Cut a hierarchical clustering tree into clusters of documents.
This dialog allows grouping the documents present in a tm corpus
according to a previously computed hierarchical clustering tree (see
corpusClustDlg
). It adds a new meta-data variable to the corpus,
each number corresponding to a cluster; this variable is also added to the corpusMetaData
data set. If clusters were already created before, they are simply replaced.
Clusters will be created by starting from the top of the dendrogram, and going through the merge points with the highest position until the requested number of branches is reached.

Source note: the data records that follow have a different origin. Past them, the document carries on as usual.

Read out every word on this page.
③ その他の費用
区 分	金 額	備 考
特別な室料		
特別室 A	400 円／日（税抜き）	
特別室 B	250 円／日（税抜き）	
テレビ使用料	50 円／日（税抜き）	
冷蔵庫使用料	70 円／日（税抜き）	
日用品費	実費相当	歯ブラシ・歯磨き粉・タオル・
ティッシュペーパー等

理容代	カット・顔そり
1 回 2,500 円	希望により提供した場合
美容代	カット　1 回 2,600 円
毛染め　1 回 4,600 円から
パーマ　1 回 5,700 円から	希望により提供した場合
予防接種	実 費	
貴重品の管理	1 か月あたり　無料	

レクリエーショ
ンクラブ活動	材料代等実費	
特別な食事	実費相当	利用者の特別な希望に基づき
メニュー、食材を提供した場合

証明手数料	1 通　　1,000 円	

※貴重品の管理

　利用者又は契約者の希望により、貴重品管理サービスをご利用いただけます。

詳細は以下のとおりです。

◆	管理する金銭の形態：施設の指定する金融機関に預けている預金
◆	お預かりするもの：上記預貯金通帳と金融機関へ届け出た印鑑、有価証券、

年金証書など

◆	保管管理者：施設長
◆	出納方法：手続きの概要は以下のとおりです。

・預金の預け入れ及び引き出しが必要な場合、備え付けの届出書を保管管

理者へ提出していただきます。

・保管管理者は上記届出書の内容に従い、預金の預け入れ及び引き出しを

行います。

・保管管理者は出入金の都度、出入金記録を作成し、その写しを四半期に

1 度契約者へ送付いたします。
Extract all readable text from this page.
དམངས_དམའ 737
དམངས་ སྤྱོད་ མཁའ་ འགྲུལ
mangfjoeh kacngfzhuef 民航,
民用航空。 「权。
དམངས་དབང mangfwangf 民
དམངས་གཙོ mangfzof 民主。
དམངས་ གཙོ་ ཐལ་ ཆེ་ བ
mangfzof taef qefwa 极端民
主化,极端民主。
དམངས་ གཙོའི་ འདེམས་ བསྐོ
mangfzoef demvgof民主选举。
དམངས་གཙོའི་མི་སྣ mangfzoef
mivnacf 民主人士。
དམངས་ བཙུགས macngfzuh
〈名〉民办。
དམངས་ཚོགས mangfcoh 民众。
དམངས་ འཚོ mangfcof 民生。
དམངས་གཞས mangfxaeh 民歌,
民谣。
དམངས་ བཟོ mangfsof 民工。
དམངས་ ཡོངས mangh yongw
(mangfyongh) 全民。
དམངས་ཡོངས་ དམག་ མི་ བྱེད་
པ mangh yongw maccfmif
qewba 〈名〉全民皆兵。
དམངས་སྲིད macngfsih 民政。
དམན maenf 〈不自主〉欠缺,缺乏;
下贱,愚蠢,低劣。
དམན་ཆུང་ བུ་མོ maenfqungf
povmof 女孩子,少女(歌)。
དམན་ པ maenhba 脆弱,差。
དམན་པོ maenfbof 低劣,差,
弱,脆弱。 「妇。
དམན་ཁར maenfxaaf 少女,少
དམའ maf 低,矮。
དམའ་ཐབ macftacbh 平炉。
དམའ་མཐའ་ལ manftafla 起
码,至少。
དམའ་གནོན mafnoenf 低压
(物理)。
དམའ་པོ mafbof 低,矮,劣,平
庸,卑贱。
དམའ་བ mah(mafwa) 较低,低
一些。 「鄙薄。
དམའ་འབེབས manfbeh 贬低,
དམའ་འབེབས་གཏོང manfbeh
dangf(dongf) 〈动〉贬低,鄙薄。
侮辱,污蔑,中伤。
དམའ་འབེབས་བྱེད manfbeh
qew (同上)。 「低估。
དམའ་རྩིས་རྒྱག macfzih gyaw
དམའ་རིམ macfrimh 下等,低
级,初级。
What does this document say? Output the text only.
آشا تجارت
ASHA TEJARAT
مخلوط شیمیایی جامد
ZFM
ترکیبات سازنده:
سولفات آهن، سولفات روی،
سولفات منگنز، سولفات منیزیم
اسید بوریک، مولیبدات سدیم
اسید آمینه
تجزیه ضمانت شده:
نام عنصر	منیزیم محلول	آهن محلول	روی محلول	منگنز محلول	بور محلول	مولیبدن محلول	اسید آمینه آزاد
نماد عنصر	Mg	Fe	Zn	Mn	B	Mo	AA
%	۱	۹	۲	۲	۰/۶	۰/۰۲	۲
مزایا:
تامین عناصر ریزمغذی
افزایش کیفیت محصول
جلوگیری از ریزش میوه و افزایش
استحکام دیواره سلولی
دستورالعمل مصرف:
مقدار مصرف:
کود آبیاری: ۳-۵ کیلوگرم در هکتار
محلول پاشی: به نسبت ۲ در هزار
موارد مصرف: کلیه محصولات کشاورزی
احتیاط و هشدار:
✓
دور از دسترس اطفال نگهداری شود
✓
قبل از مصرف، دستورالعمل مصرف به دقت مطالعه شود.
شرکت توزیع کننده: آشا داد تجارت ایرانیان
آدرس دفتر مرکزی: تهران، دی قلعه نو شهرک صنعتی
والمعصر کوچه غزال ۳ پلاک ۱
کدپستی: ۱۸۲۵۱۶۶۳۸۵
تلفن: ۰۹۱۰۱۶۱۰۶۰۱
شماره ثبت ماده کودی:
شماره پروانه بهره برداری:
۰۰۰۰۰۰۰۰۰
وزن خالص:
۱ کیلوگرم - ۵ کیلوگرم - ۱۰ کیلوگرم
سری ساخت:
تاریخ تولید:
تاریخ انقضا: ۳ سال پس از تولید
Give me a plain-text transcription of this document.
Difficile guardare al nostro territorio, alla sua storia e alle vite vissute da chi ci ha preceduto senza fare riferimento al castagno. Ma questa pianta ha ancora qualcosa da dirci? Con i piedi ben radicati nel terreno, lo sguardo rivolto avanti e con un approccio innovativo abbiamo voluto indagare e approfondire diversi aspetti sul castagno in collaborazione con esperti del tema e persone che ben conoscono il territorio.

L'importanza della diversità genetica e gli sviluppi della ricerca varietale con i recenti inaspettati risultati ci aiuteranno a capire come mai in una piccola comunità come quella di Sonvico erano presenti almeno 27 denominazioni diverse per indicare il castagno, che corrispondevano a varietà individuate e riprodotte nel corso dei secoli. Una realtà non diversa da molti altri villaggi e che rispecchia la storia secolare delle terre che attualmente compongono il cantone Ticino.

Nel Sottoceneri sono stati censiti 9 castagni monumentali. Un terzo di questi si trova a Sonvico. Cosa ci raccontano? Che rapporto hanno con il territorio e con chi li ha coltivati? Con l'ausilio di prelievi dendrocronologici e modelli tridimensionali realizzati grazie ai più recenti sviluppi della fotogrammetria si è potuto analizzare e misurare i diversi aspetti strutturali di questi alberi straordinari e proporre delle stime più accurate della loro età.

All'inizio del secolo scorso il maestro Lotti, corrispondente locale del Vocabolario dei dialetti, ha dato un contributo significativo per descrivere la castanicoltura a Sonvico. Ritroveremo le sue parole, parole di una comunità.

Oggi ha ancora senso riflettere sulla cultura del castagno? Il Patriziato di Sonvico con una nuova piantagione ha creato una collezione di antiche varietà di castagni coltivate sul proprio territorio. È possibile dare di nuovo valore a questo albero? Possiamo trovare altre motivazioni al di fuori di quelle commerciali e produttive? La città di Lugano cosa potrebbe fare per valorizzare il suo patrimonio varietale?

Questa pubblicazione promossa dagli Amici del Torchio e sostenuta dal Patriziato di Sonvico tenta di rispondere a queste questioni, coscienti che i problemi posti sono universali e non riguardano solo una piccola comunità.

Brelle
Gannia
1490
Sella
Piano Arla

A window opens to summarize created clusters, providing information about specific documents and terms for each cluster. Specific terms are those whose observed frequency in the document or level has the lowest probability under an hypergeometric distribution, based on their global frequencies in the corpus and on the number of occurrences of all terms in the considered cluster. All terms with a probability below the value chosen using the third slider are reported, ignoring terms with fewer occurrences in the whole corpus than the value of the fourth slider (these terms can often have a low probability but are too rare to be of interest). The last slider allows limiting the number of terms that will be shown for each cluster.
The positive or negative character of the association is visible from the sign of the t value, or by comparing the value of the “% Term/Level” column with that of the “Global %” column. The definition of columns is:
the percent of the term's occurrences in all terms occurrences in the level.
the percent of the term's occurrences that appear in the level (rather than in other levels).
the percent of the term's occurrences in all terms occurrences in the corpus.
the number of occurrences of the term in the level (“internal”).
the number of occurrences of the term in the corpus.
the quantile of a normal distribution corresponding the probability “Prob.”.
the probability of observing such an extreme (high or low) number of occurrences of the term in the level, under an hypergeometric distribution.
Specific documents are selected using a different criterion than terms: documents with the smaller Chi-squared distance to the average vocabulary of the cluster are shown. This is a euclidean distance, but weighted by the inverse of the prevalence of each term in the whole corpus, and controlling for the documents' different lengths.
This dialog can only be used after having created a tree, which is done via the Text Mining->Hierarchical clustering->Create dendrogram... dialog.